Let’s start with representation at all levels of government. Here it seems beyond dispute that Dr. King would be proud. Black candidates run and get elected in just about every area of the country, and from both parties. And of course, the president of the United States is a black man. Obviously I have some serious disagreements with President Obama’s policies, but the fact that this nation elected a black man to the highest office in the land speaks well of how far we’ve come in 50 years.

I do not think Dr. King would be pleased with the decision of those who organized this commemoration to snub the nation’s only black U.S. Senator, South Carolina’s Tim Scott. Dr. King would love the fact that a black man is representing South Carolina of all states, and would love the fact that he is welcome in the Republican Party.

But that’s a detail. Overall, I am sure Dr. King would like what he sees in terms of governmental representation.

In the corporate sector, I think he would be pleased as well. As I can tell you from my own experience in corporate America over the course of 40 years, the only bias that matters there today is a bias in favor of results. If you can produce results, doors will be open to you. The news media wants you to think otherwise, but they don’t have the slightest idea how businesses work. In many ways, the business world is the leader in getting beyond racial discrimination, and Dr. King would be very happy about that.

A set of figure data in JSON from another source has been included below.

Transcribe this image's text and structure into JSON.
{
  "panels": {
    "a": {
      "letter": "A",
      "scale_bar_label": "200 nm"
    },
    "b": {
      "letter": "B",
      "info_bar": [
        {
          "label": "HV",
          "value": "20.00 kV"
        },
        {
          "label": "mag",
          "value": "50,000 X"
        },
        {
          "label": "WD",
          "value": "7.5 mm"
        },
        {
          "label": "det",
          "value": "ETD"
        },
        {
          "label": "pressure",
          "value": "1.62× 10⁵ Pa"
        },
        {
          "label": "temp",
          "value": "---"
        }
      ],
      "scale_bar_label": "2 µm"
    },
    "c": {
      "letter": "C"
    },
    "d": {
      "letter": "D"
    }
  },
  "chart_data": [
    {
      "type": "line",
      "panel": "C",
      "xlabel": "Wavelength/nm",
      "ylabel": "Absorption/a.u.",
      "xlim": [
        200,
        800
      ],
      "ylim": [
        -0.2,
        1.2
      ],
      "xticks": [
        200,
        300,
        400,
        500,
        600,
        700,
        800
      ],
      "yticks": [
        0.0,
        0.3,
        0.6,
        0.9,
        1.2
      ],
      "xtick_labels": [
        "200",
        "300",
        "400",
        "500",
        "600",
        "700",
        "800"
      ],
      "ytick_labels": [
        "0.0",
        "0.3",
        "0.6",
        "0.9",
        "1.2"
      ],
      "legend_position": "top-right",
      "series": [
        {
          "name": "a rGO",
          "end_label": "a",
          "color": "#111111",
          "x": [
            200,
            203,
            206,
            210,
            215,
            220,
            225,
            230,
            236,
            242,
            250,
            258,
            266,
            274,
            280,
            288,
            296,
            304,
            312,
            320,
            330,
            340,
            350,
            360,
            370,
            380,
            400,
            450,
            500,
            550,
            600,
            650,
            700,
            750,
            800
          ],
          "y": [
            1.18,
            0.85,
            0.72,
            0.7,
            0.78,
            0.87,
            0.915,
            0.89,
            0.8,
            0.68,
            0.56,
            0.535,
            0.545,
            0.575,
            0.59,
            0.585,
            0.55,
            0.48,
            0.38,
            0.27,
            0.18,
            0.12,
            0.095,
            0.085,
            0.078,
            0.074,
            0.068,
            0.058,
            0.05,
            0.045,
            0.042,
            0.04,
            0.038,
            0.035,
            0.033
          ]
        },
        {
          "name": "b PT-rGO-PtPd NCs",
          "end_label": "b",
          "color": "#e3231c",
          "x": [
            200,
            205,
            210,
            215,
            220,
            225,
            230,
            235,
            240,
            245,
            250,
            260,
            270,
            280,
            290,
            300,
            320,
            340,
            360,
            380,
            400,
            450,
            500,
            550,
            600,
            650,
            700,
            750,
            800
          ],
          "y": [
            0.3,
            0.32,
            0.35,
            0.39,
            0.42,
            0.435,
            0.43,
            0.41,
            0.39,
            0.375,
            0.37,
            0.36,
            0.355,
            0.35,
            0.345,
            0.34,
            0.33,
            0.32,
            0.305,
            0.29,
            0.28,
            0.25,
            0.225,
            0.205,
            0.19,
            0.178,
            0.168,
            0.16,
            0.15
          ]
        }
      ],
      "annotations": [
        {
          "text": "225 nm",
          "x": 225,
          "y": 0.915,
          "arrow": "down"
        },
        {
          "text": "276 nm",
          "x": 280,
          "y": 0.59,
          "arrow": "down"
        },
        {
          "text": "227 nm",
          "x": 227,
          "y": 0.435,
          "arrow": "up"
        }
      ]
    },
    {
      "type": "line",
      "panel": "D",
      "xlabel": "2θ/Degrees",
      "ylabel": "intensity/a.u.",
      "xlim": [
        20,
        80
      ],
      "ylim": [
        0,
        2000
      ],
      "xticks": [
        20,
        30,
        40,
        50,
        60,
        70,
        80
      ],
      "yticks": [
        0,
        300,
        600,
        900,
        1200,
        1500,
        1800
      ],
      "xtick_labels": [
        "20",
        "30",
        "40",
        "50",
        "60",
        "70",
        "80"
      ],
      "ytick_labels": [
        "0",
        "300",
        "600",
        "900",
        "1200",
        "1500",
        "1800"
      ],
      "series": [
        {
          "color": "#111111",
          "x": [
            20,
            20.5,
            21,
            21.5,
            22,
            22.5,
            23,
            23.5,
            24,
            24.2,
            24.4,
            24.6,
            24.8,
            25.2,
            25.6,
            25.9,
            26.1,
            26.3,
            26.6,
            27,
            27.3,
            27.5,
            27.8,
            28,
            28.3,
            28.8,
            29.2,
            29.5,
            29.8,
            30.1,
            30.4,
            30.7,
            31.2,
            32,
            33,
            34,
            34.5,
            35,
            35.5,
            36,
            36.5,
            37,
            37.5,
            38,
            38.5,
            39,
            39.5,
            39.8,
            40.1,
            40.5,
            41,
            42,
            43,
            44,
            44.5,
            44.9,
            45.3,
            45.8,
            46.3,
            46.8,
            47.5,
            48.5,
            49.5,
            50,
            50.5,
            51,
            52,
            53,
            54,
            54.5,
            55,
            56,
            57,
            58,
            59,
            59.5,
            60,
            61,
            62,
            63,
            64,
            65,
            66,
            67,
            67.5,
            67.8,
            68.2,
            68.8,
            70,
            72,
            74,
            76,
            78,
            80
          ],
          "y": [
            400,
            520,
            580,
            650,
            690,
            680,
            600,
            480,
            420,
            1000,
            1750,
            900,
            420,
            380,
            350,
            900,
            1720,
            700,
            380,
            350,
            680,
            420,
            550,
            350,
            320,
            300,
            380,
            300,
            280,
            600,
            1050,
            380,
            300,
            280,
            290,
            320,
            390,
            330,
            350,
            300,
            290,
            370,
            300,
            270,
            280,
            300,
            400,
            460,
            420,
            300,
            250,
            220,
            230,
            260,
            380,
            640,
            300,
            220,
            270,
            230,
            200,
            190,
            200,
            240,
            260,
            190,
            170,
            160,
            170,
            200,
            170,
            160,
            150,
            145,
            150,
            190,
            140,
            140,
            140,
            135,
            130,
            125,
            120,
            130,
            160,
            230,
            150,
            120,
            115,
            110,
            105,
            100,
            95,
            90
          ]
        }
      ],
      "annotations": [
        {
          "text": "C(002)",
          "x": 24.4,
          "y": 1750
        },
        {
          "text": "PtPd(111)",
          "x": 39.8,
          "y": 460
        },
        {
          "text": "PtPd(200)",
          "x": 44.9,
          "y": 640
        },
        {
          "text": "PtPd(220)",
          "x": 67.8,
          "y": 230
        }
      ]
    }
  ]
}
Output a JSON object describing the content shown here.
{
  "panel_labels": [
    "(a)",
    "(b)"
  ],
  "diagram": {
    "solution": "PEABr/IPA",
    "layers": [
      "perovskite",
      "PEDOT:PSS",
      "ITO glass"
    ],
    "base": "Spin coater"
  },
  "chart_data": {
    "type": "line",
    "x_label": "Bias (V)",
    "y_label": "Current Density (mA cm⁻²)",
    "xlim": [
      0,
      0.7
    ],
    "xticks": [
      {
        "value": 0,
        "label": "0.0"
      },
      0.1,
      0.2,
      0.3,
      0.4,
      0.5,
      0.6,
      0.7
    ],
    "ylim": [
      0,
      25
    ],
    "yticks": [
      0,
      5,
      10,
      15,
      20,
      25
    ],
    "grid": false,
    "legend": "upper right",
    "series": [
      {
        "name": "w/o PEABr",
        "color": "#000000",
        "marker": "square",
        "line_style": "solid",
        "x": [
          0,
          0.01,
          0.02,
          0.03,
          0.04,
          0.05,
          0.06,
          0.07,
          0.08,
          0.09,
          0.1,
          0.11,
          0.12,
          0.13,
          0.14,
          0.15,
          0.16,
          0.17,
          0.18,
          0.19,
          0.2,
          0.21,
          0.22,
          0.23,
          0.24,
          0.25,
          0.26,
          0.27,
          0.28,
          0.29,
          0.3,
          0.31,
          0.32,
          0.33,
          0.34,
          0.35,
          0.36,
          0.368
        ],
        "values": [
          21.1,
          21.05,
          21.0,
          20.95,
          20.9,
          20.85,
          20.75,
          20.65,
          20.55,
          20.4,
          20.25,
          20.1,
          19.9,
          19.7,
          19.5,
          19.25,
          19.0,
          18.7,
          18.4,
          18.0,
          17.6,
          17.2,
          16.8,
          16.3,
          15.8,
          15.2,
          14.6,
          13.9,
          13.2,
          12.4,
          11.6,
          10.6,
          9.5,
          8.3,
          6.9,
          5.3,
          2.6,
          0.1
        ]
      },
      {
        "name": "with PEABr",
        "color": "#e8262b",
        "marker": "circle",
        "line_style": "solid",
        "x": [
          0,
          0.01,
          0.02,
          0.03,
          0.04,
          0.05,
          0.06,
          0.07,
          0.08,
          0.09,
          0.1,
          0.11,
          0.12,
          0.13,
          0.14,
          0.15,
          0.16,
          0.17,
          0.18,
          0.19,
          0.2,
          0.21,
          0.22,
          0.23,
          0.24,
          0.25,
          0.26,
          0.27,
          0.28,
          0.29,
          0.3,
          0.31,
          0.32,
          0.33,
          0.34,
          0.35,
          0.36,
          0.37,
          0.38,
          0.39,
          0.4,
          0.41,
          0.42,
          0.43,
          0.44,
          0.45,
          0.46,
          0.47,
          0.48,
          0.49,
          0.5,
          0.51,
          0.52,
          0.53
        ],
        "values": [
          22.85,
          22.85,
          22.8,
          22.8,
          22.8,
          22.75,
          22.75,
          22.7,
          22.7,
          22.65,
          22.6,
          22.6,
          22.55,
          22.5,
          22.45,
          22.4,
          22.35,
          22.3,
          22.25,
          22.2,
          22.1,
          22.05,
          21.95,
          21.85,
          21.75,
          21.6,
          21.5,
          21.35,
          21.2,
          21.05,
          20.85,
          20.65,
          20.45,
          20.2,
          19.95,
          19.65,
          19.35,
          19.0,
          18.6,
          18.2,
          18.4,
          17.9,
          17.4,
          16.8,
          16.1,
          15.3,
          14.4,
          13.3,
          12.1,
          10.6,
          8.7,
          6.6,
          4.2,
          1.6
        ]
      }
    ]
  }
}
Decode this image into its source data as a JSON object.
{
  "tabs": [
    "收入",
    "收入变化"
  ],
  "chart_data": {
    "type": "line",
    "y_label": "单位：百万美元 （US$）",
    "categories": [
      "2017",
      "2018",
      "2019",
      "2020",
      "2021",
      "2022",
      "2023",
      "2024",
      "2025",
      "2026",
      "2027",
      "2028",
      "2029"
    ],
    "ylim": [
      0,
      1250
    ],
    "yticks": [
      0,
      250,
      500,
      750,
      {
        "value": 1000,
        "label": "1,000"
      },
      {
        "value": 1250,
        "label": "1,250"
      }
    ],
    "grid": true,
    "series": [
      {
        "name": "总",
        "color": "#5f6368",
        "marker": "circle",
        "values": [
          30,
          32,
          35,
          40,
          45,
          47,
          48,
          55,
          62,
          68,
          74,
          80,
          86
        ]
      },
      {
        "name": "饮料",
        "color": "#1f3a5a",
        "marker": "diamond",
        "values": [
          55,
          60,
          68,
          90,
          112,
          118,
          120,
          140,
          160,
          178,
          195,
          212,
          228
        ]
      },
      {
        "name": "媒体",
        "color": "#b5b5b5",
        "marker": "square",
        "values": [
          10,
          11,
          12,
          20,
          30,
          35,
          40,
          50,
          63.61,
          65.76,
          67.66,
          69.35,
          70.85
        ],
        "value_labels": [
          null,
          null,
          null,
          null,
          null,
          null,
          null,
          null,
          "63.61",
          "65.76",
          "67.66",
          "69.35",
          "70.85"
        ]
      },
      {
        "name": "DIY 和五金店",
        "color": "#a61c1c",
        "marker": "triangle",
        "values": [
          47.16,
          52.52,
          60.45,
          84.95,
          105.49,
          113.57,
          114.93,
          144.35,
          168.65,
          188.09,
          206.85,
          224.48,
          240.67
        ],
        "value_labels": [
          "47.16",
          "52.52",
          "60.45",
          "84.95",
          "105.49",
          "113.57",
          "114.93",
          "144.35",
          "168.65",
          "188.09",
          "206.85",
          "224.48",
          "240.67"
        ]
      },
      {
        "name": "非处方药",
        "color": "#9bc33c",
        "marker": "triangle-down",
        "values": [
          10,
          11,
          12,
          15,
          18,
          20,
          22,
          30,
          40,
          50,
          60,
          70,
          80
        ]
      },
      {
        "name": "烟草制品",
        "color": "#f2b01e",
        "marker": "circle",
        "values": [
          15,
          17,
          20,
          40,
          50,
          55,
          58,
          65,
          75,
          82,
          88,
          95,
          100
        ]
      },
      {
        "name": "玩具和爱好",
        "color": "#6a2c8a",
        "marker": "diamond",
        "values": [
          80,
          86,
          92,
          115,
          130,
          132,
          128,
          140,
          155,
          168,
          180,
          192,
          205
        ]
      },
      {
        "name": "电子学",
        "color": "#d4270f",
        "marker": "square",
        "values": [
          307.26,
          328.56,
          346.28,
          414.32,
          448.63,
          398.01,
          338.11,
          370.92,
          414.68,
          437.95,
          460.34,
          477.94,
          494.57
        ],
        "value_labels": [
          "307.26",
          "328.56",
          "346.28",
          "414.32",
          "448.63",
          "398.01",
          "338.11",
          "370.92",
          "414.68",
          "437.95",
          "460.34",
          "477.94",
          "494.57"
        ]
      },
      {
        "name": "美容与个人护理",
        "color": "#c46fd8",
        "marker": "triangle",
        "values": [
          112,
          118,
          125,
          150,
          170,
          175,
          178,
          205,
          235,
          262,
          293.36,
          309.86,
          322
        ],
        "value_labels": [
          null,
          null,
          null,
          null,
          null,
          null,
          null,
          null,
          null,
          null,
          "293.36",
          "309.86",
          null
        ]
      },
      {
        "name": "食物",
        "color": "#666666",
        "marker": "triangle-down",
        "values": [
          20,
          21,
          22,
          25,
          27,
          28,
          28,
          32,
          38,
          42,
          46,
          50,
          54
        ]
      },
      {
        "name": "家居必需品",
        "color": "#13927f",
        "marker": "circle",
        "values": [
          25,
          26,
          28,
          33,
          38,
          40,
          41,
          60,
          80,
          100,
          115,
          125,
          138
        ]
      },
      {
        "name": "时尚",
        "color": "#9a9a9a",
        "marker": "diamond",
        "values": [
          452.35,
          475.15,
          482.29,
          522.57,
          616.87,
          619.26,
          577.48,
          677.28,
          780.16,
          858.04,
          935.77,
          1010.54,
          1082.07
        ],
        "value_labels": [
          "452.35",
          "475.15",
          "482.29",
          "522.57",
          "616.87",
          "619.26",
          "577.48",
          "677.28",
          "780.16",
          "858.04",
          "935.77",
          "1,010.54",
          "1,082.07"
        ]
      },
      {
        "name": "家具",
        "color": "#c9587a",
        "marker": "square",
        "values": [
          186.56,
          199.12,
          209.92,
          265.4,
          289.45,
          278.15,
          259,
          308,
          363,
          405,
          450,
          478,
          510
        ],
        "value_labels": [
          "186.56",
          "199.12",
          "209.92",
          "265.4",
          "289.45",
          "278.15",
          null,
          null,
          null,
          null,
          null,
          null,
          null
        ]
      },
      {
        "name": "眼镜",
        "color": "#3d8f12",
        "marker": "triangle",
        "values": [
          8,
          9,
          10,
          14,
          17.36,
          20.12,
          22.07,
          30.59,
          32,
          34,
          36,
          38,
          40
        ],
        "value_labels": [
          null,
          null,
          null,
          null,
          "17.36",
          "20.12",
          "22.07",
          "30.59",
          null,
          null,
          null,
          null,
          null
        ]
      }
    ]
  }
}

In the educational sector, I’m afraid the results are considerably more dismal. We have way too many blacks dropping out of high school. What’s the problem? We have way too many babies being born out of wedlock. What’s the problem? This speaks to cultural trends within the black community that we need to stand up and change. I don’t think Dr. King would be happy with those results.

And as my friend and his niece Dr. Alveda King said yesterday, economically we’ve had some good decades and some down decades over the past 50 years. Now we are experiencing a down decade relative to GDP growth, unemployment, the number of people getting on food stamps. When you look at the economic metrics that allow people to achieve the other aspects of the American dream, the report card isn’t so good. I don’t think Dr. King would be happy to see that.

Finally, I’d like to address something President Obama said yesterday concerning ObamaCare, and whether Dr. King would like it. Of course, the president thinks he would:

“He’d like that because he understood that health security is not a privilege. It’s something everyone in a country this wealthy should have access to.”

But Mr. President, everybody does have access to it, as a responsibility. As he so often does, Obama confuses “access” with “government guarantee.” The government has actually made it harder for people to pay for health care by shackling it to employer-provided insurance, and ObamaCare doubled down on that mistake.

But just because you have a responsibility to out and get something doesn’t mean you lack access to it. Dr. King advocated for minorities to have the same rights as citizens as everyone else, and rightfully so. It was never his vision that blacks or anyone else would rely on government for things they could and should provide for themselves.